Jan 15, 2013

Anna Karenina (2012): Muddled Russia.


Leo Tolstoy’s novel, Anna Karenina, is a simple story: a love triangle that ends badly. How he got nine hundred pages out of it, I don’t know. I’ve never read the book. I’ve tried, but it is my Everest. (I’d say it’s my Moby Dick, but Moby Dick is my Moby Dick.) I’ve seen two movie versions of it, however, and, as far as I can tell, they’re no substitute. You would think one of the world’s great love stories would make a hell of a movie, yet the current one, directed by Joe Wright, is only hell. Why?                                                                                             

          First, casting: Anna has to be beautiful. Here’s where Wright gets it completely right. Keira Knightley is so beautiful that she even looks good through a veil. But he blows Vronsky (so to speak.) Count Vronsky must be 
so dashing and physically attractive that Anna, a respectable wife and mother, is overwhelmed with passion at the very sight of him. Yet, the actor he chose, Aaron Taylor-Johnson, looks like Gene Wilder in Young Frankenstein. Karenin, Anna’s husband, must be formidable and Jude Law does his best, but he’s made up to look like an accountant for Rasputin & Co.                                                         

Then, the conflict. Every drama must have it and Anna Karenina, both the character and the story, is rippling with it. Conflict between Anna and her husband, her society and within herself. All of which is intensified by being a woman in nineteenth century Russian society. Upper class, no less. In this version, it’s all underplayed. Karenin frowns and threatens, opera-goers sneer and the only indication of inner conflict is Anna’s early shunning of Vronsky and later embrace of morphine (in a bottle, by the way, big enough to stun the entire Russian army.) Nothing about her gender. Don’t think we’re supposed to assume that, either. (It’s very difficult to claim that without looking like you’re making excuses.) Mr. Wright, though, isn’t done with the Russian upper class. Not yet. That brings us to the theater.                        

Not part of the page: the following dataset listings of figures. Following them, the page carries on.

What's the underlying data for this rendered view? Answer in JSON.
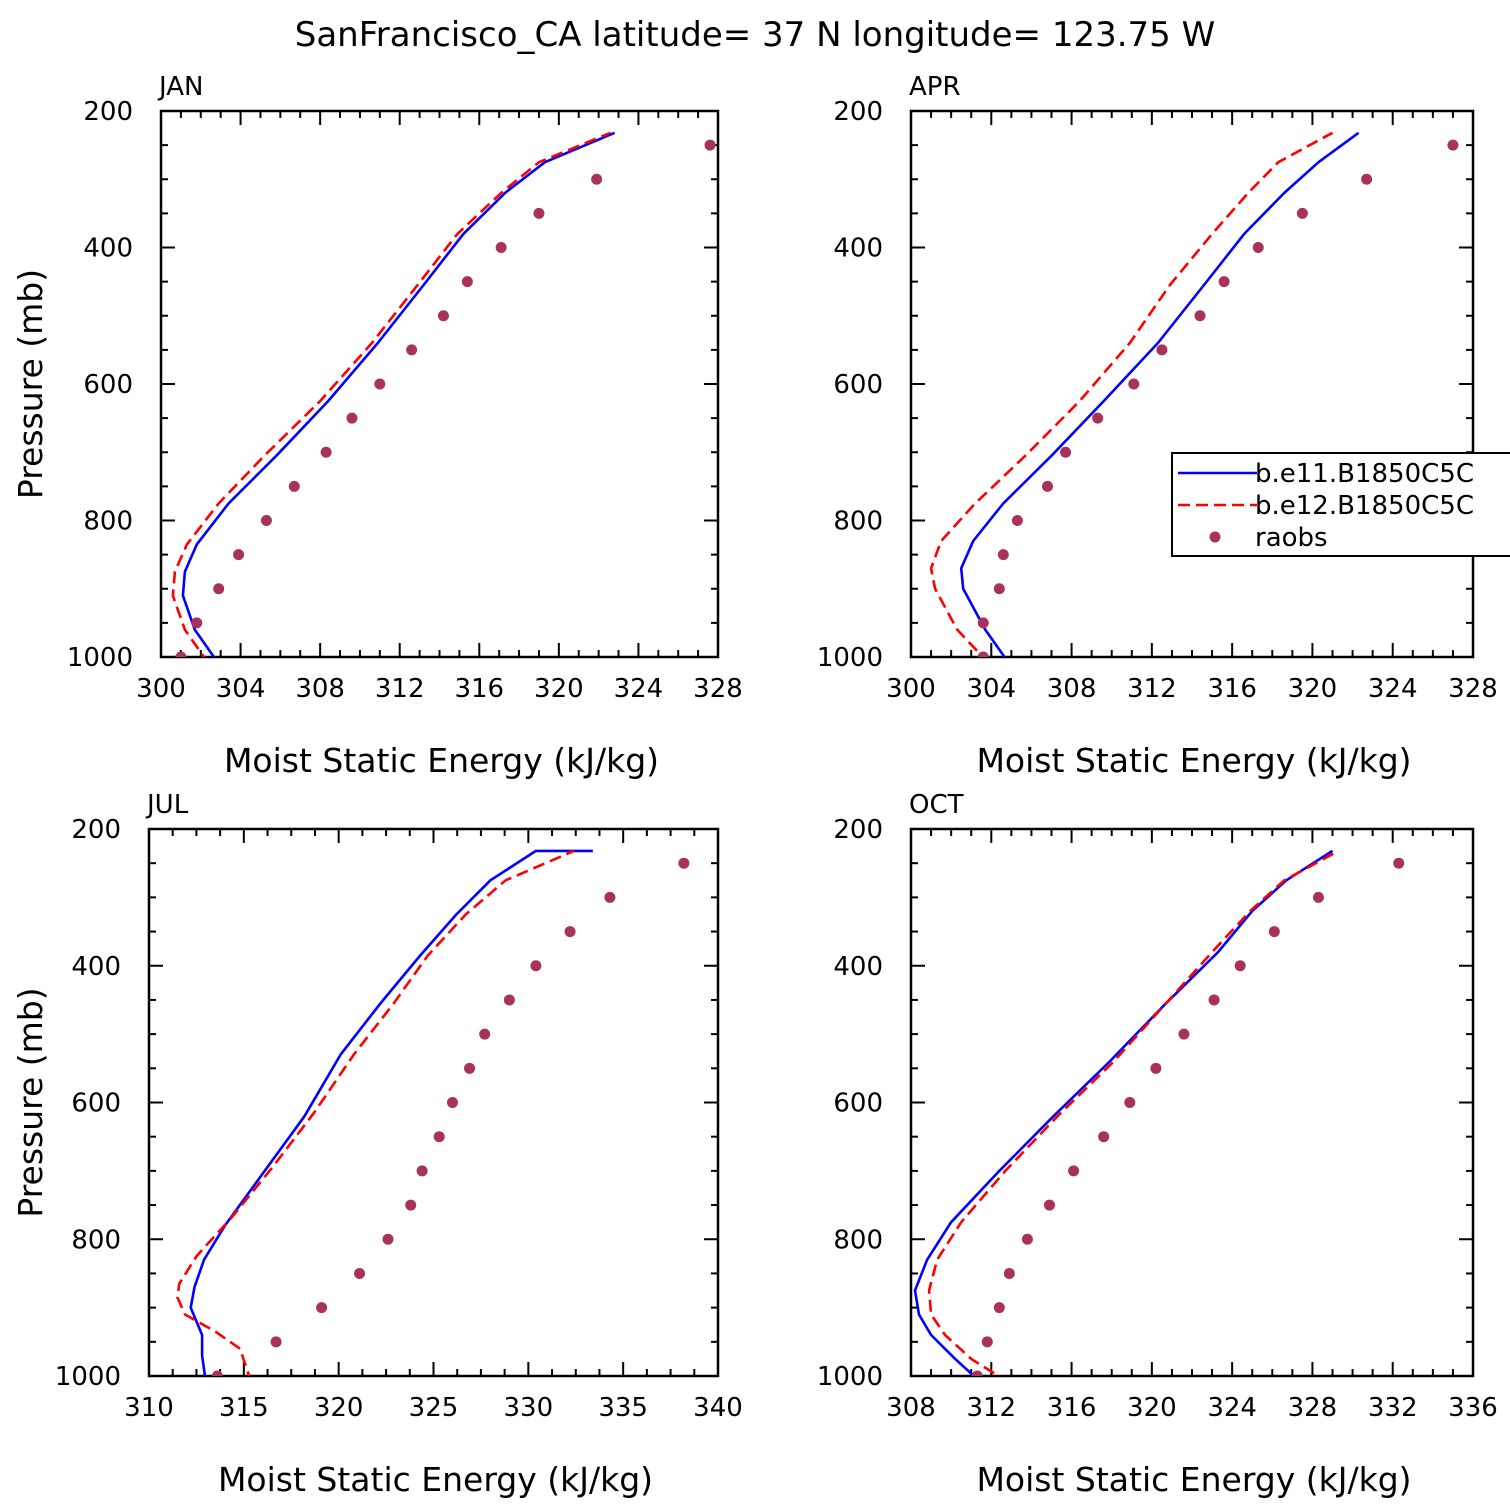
{
  "title": "SanFrancisco_CA  latitude= 37 N longitude= 123.75 W",
  "colors": {
    "model1": "#0000ff",
    "model2": "#ff0000",
    "raobs": "#a8325a"
  },
  "legend": {
    "entries": [
      {
        "key": "model1",
        "label": "b.e11.B1850C5C",
        "style": "solid"
      },
      {
        "key": "model2",
        "label": "b.e12.B1850C5C",
        "style": "dashed"
      },
      {
        "key": "raobs",
        "label": "raobs",
        "style": "marker"
      }
    ],
    "panel": "APR",
    "placement": "right, clipped at figure edge"
  },
  "chart_data": [
    {
      "type": "line",
      "panel": "JAN",
      "xlabel": "Moist Static Energy (kJ/kg)",
      "ylabel": "Pressure (mb)",
      "xlim": [
        300,
        328
      ],
      "xticks": [
        300,
        304,
        308,
        312,
        316,
        320,
        324,
        328
      ],
      "ylim": [
        1000,
        200
      ],
      "yticks": [
        200,
        400,
        600,
        800,
        1000
      ],
      "series": [
        {
          "name": "b.e11.B1850C5C",
          "key": "model1",
          "x": [
            302.9,
            301.7,
            301.1,
            301.2,
            301.8,
            303.4,
            305.8,
            308.4,
            310.9,
            313.2,
            315.2,
            317.3,
            319.3,
            322.8
          ],
          "y": [
            1010,
            960,
            910,
            875,
            835,
            775,
            705,
            625,
            540,
            455,
            380,
            320,
            275,
            232
          ]
        },
        {
          "name": "b.e12.B1850C5C",
          "key": "model2",
          "x": [
            302.4,
            301.2,
            300.6,
            300.7,
            301.3,
            302.9,
            305.2,
            308.0,
            310.6,
            312.9,
            314.9,
            317.1,
            319.0,
            322.6
          ],
          "y": [
            1010,
            960,
            910,
            875,
            835,
            775,
            705,
            625,
            540,
            455,
            380,
            320,
            275,
            232
          ]
        },
        {
          "name": "raobs",
          "key": "raobs",
          "x": [
            301.0,
            301.8,
            302.9,
            303.9,
            305.3,
            306.7,
            308.3,
            309.6,
            311.0,
            312.6,
            314.2,
            315.4,
            317.1,
            319.0,
            321.9,
            327.6
          ],
          "y": [
            1000,
            950,
            900,
            850,
            800,
            750,
            700,
            650,
            600,
            550,
            500,
            450,
            400,
            350,
            300,
            250
          ]
        }
      ]
    },
    {
      "type": "line",
      "panel": "APR",
      "xlabel": "Moist Static Energy (kJ/kg)",
      "ylabel": "",
      "xlim": [
        300,
        328
      ],
      "xticks": [
        300,
        304,
        308,
        312,
        316,
        320,
        324,
        328
      ],
      "ylim": [
        1000,
        200
      ],
      "yticks": [
        200,
        400,
        600,
        800,
        1000
      ],
      "series": [
        {
          "name": "b.e11.B1850C5C",
          "key": "model1",
          "x": [
            304.9,
            303.7,
            302.6,
            302.5,
            303.1,
            304.6,
            307.0,
            309.6,
            312.3,
            314.6,
            316.6,
            318.6,
            320.3,
            322.3
          ],
          "y": [
            1010,
            960,
            900,
            870,
            830,
            775,
            705,
            625,
            540,
            455,
            380,
            320,
            275,
            232
          ]
        },
        {
          "name": "b.e12.B1850C5C",
          "key": "model2",
          "x": [
            303.9,
            302.3,
            301.2,
            301.0,
            301.5,
            303.2,
            305.7,
            308.4,
            310.9,
            312.9,
            315.0,
            316.8,
            318.3,
            321.0
          ],
          "y": [
            1010,
            960,
            900,
            870,
            830,
            775,
            705,
            625,
            540,
            455,
            380,
            320,
            275,
            232
          ]
        },
        {
          "name": "raobs",
          "key": "raobs",
          "x": [
            303.6,
            303.6,
            304.4,
            304.6,
            305.3,
            306.8,
            307.7,
            309.3,
            311.1,
            312.5,
            314.4,
            315.6,
            317.3,
            319.5,
            322.7,
            327.0
          ],
          "y": [
            1000,
            950,
            900,
            850,
            800,
            750,
            700,
            650,
            600,
            550,
            500,
            450,
            400,
            350,
            300,
            250
          ]
        }
      ]
    },
    {
      "type": "line",
      "panel": "JUL",
      "xlabel": "Moist Static Energy (kJ/kg)",
      "ylabel": "Pressure (mb)",
      "xlim": [
        310,
        340
      ],
      "xticks": [
        310,
        315,
        320,
        325,
        330,
        335,
        340
      ],
      "ylim": [
        1000,
        200
      ],
      "yticks": [
        200,
        400,
        600,
        800,
        1000
      ],
      "series": [
        {
          "name": "b.e11.B1850C5C",
          "key": "model1",
          "x": [
            313.0,
            312.8,
            312.8,
            312.5,
            312.2,
            312.4,
            312.9,
            314.0,
            316.1,
            318.2,
            320.1,
            322.2,
            324.3,
            326.2,
            328.0,
            330.4,
            333.4
          ],
          "y": [
            1010,
            970,
            940,
            920,
            900,
            870,
            830,
            780,
            700,
            620,
            530,
            455,
            385,
            325,
            275,
            232,
            232
          ]
        },
        {
          "name": "b.e12.B1850C5C",
          "key": "model2",
          "x": [
            315.4,
            314.8,
            313.5,
            311.9,
            311.5,
            311.6,
            312.5,
            314.3,
            316.5,
            318.7,
            320.8,
            322.9,
            324.7,
            326.7,
            328.8,
            332.4
          ],
          "y": [
            1010,
            960,
            935,
            910,
            885,
            865,
            825,
            770,
            695,
            615,
            530,
            455,
            385,
            325,
            275,
            232
          ]
        },
        {
          "name": "raobs",
          "key": "raobs",
          "x": [
            313.6,
            316.7,
            319.1,
            321.1,
            322.6,
            323.8,
            324.4,
            325.3,
            326.0,
            326.9,
            327.7,
            329.0,
            330.4,
            332.2,
            334.3,
            338.2
          ],
          "y": [
            1000,
            950,
            900,
            850,
            800,
            750,
            700,
            650,
            600,
            550,
            500,
            450,
            400,
            350,
            300,
            250
          ]
        }
      ]
    },
    {
      "type": "line",
      "panel": "OCT",
      "xlabel": "Moist Static Energy (kJ/kg)",
      "ylabel": "",
      "xlim": [
        308,
        336
      ],
      "xticks": [
        308,
        312,
        316,
        320,
        324,
        328,
        332,
        336
      ],
      "ylim": [
        1000,
        200
      ],
      "yticks": [
        200,
        400,
        600,
        800,
        1000
      ],
      "series": [
        {
          "name": "b.e11.B1850C5C",
          "key": "model1",
          "x": [
            311.5,
            310.2,
            309.0,
            308.4,
            308.2,
            308.8,
            310.0,
            312.4,
            315.1,
            317.9,
            320.7,
            323.3,
            325.0,
            326.7,
            329.0
          ],
          "y": [
            1010,
            975,
            940,
            910,
            875,
            830,
            775,
            700,
            620,
            540,
            455,
            380,
            320,
            275,
            232
          ]
        },
        {
          "name": "b.e12.B1850C5C",
          "key": "model2",
          "x": [
            312.9,
            311.0,
            309.7,
            309.0,
            308.9,
            309.3,
            310.5,
            312.7,
            315.3,
            318.1,
            320.7,
            323.0,
            324.9,
            326.6,
            329.3
          ],
          "y": [
            1010,
            975,
            940,
            910,
            875,
            830,
            775,
            700,
            620,
            540,
            455,
            380,
            320,
            275,
            232
          ]
        },
        {
          "name": "raobs",
          "key": "raobs",
          "x": [
            311.3,
            311.8,
            312.4,
            312.9,
            313.8,
            314.9,
            316.1,
            317.6,
            318.9,
            320.2,
            321.6,
            323.1,
            324.4,
            326.1,
            328.3,
            332.3
          ],
          "y": [
            1000,
            950,
            900,
            850,
            800,
            750,
            700,
            650,
            600,
            550,
            500,
            450,
            400,
            350,
            300,
            250
          ]
        }
      ]
    }
  ]
}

The movie begins in a theater as if all the action will take place on stage. It doesn’t – and that’s a problem. The director has claimed that “theater” is a symbol for the artificial, restrictive and over-determined nature of high society in Moscow and St. Petersburg. Not a bad idea, but let’s give it a haircut. Suppose, instead of a theater, we compare society to a doll’s house. Hey, didn’t Henrik Ibsen write a play about that? Yeah. And he didn’t show a doll’s house! Going back to the theater, however, it doesn’t function as a frame for this story or the background or even a theme. In Wright’s Anna Karenina, it’s merely an interruption. Doubly a shame because he already has a powerful symbol that can serve all those functions, but neglects it:
dancing.                         
           Nineteenth Century beau monde, like dancing, depends on shared knowledge for smooth functioning. Everyone must know all the steps and do them exactly in time to the music. If as little as one person is out of step, ugliness and conflict results. Yet what does Joe Wright do with the fancy dress balls in his film? He catches their spectacle, but not their meaning.What about the scene where Anna Karenina dances in a black dress while everyone else is wearing white? Subtle. Makes you wonder what he’d do with Hawthorne’s Scarlet Letter. Not that you can’t shoot the same scene effectively. I’m thinking of another film based on an epic novel of love and death in the eighteen sixties. A beautiful and decidedly independent heroine shocks the local nabobs by the dancing in a black dress. In the case of Scarlet O’Hara, her widow’s weeds.                                                                      

You don’t have to go as far afield as Atlanta, Georgia or back to 1939 to see how well similar material can be handled. Elvira Madigan (1967) tells the story of a beautiful, Danish circus performer and her tragic love affair with a handsome cavalry officer. True, it’s no Gone With The Wind, but a lot of people can’t hear Mozart’s 21st Piano Concerto without thinking of that movie.          

The 1935 film of Anna Karenina is no masterpiece, either, but it looks like one in comparison. It reduces Tolstoy’s nine hundred pages to a brisk ninety minutes, but not a single one is wasted. It moves like a train (so to speak) from beginning to end.  Greta Garbo burns white-hot without losing any of her iciness and Frederick March is va-va voomsky. An even bigger irony, however, is that the screenwriter of the current Anna Karenina, Tom Stoppard, shares a name with . . . he is? Never mind.